Galatasaray, camia olarak kenetlenmişti. Üst üste ikinci şampiyonluk hevesi vardı. O gün (22 Mart 1986) İstanbul’da olmayan Jupp Derwall, Erhan Önal, Erdal Keser ve Hasan Vezir dışındaki tüm futbolcular, antrenör Mustafa Denizli eşliğinde tribünlerdeki yerlerini almışlardı. Kupa, aynı yerde duruyordu. Ama artık bir değil, iki aday vardı. Ve oluşan atmosfere bakıldığında, biri, diğerinden daha avantajlıydı. Galatasaray, seyircisinin muhteşem desteğiyle 79-65 kazandı. Paul Dawkins 29, Michaelle Scearce 20 sayı üretti. Kişilerin pek de önemi yoktu. 41-32 önde geçilen devrenin ardından, bitime dört dakika kala skor 61’de eşitlenmişti. Efes Pilsen, geri dönüşünü tamamlamak üzereydi. Olmadı. Nedeni aslında çok basitti. Kalan sürede rakibine 18-4’lük üstünlük sağladı, Galatasaray. Ve üst üste ikinci şampiyonluğu kazanmayı başardı.

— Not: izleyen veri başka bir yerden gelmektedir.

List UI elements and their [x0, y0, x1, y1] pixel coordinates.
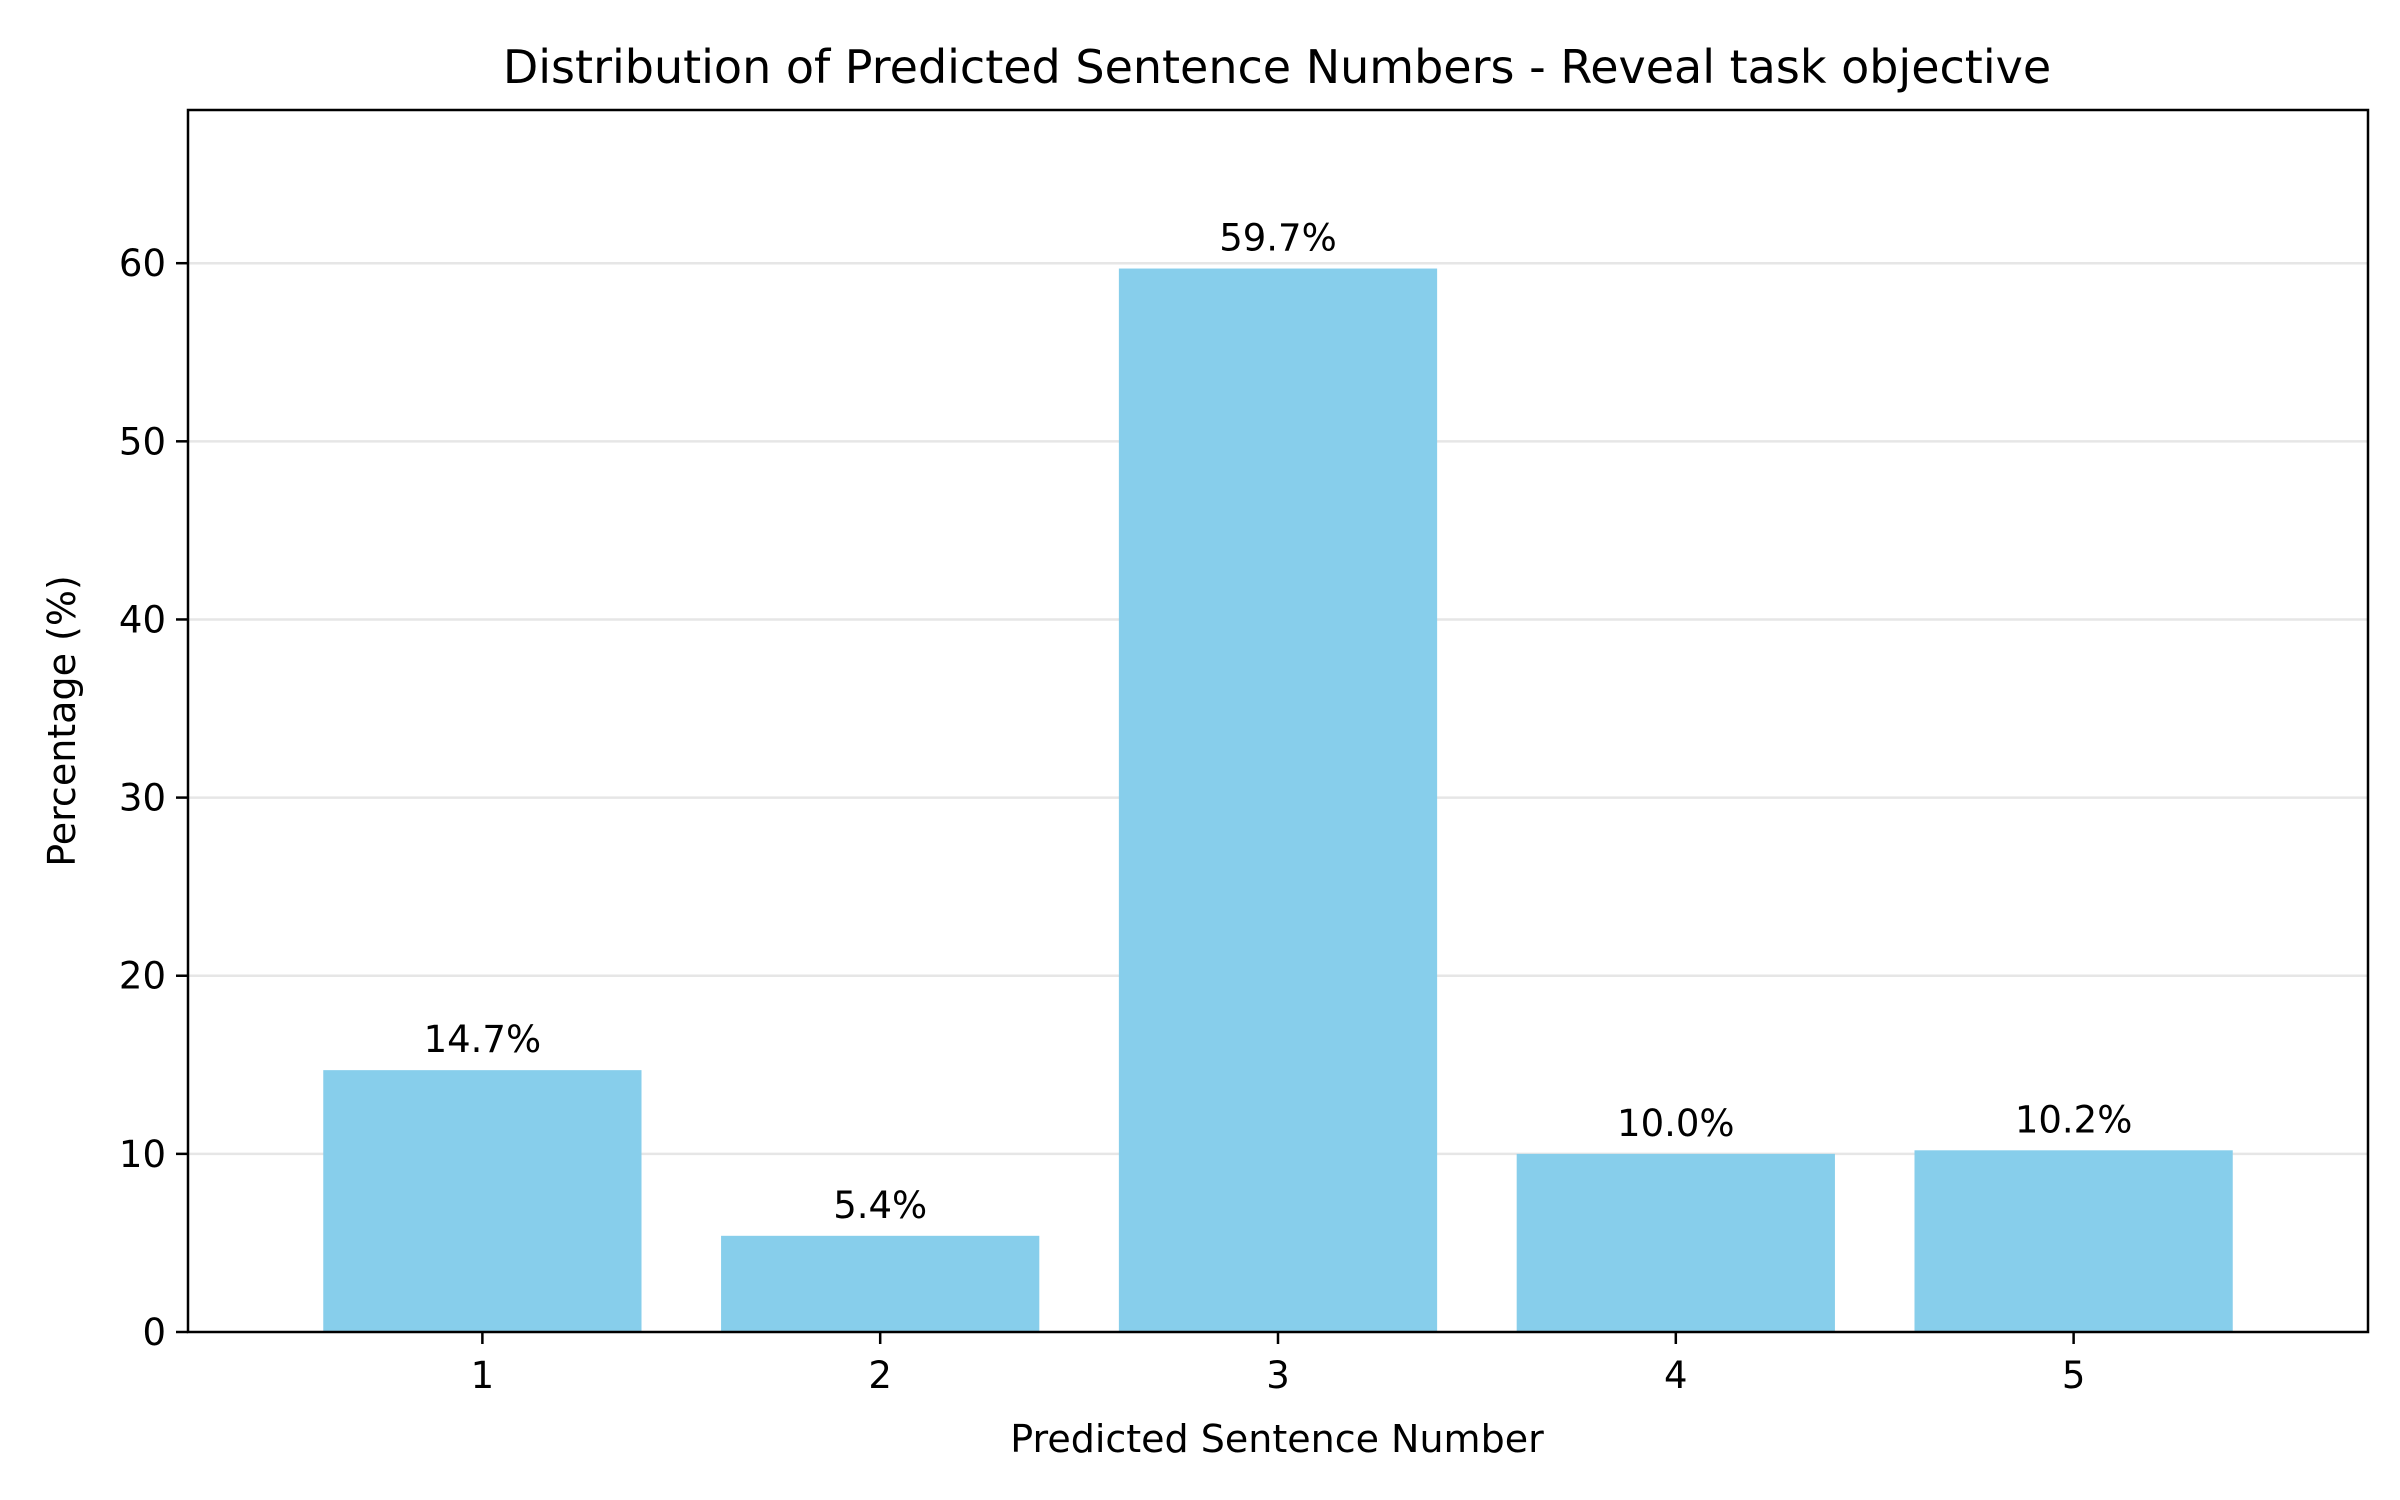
y-axis: 0 10 20 30 40 50 60	[119, 242, 188, 1354]
y-tick-label: 0	[142, 1311, 166, 1354]
bar-3	[1118, 268, 1438, 1333]
y-tick-label: 60	[119, 242, 166, 285]
x-axis: 1 2 3 4 5	[471, 1332, 2086, 1397]
y-tick-label: 50	[119, 420, 166, 463]
bars	[323, 268, 2233, 1333]
y-tick-label: 40	[119, 598, 166, 641]
data-labels: 14.7% 5.4% 59.7% 10.0% 10.2%	[424, 217, 2133, 1227]
x-tick-label-4: 4	[1664, 1354, 1688, 1397]
data-label-2: 5.4%	[833, 1184, 927, 1227]
y-tick-label: 10	[119, 1133, 166, 1176]
bar-1	[323, 1070, 642, 1332]
data-label-5: 10.2%	[2015, 1098, 2133, 1141]
y-axis-title: Percentage (%)	[40, 575, 84, 867]
bar-2	[721, 1235, 1040, 1332]
bar-5	[1914, 1150, 2233, 1332]
bar-4	[1516, 1153, 1835, 1332]
x-tick-label-5: 5	[2062, 1354, 2086, 1397]
y-tick-label: 30	[119, 777, 166, 820]
y-tick-label: 20	[119, 955, 166, 998]
data-label-3: 59.7%	[1219, 217, 1337, 260]
data-label-4: 10.0%	[1617, 1102, 1735, 1145]
data-label-1: 14.7%	[424, 1018, 542, 1061]
x-tick-label-1: 1	[471, 1354, 495, 1397]
x-axis-title: Predicted Sentence Number	[1010, 1417, 1544, 1461]
x-tick-label-3: 3	[1266, 1354, 1290, 1397]
x-tick-label-2: 2	[868, 1354, 892, 1397]
plot-frame	[186, 108, 2370, 1334]
chart-title: Distribution of Predicted Sentence Numbe…	[503, 40, 2051, 94]
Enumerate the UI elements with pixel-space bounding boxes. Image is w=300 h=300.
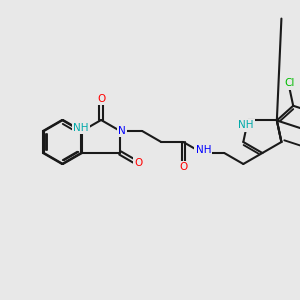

Kaybeden Efes Pilsen cephesinde sahada kalarak Galatasaraylı oyuncuların kutlamalarını buruk bir gülümseme ile izleyen biri vardı. 1970’li yıllarda yedi sene içerisinde altı şampiyonluk yaşadığı Eczacıbaşı’ndan geçtiği Efes Pilsen’le 1983-84 sezonunda zirveye çıkan efsanevî antrenör Aydan Siyavuş! Büyük bir spor adamıydı. Ve maçın ardından, ‘’Efes Pilsen’i ve özellikle Aydan Siyavuş’u kutlamak isterim. Bizim camia olarak gerçekleştirdiğimizi o tek başına yaptı’’ sözleriyle Galatasaray Basketbol Takımı Teknik Sorumlusu Yalçın Granit tarafından onore ediliyordu.

Cumhurbaşkanlığı Kupası Efes Pilsen'in Oluyor
1984-85 sezonunda Fenerbahçe karşısında elde edilen başarı, bir yıl sonra Efes Pilsen önünde tekrarlanabilirdi. Galatasaray, Ankara’ya 40 kişilik kafileyle gidiyordu. Kafilenin içinde eski kulüp Başkanı Ali Uras da vardı. Efes Pilsen, rövanş için sahadaydı. Maçın ikinci yarısında Galatasaray’da bir oyuncu değişikliği gerçekleşti; fakat Mehmet Şenova sahadan çıkmayı unutunca bir an Sarı-Kırmızılı ekip altı kişi ile sahada yer aldı. İki takım, son saniyeye kadar galibiyet için büyük efor sarf etti. Ancak kazanan Efes Pilsen oldu.

Karşılaşmadan 102-101 mağlup ayrılan Galatasaray’da 43 sayı ve 9 ribaund üreten Paul Dawkins, yenilginin üzüntüsünü uzun süre parkede yatarak yaşadı. Artık ‘’içimizden biri’’ olmuştu. Ve üst üste kazanılan üç kupanın sonrasında bile ‘’amatör’’ bir şekilde üzülüyordu. Üstelik NBA’den gelen bir oyuncunun Tanrı olarak algılandığı yıllar hâlâ devam ediyordu. Dawkins, Galatasaray tribünleri tarafından belki de bundan dolayı çok sevilmişti. Yalnızca o değil, bir sayı ile kaçan Cumhurbaşkanlığı Kupası’nın hüznünü gözyaşları ile yaşayan Galatasaraylı oyuncular da vardı. O anda, böyle bir değerlendirme yapacak durumda olmasalar bile, onlar tarihe geçmişlerdi.

Adeta isimlerini kazımışlardı tarih yapraklarına. Şimdi, bunun farkında olmalılar.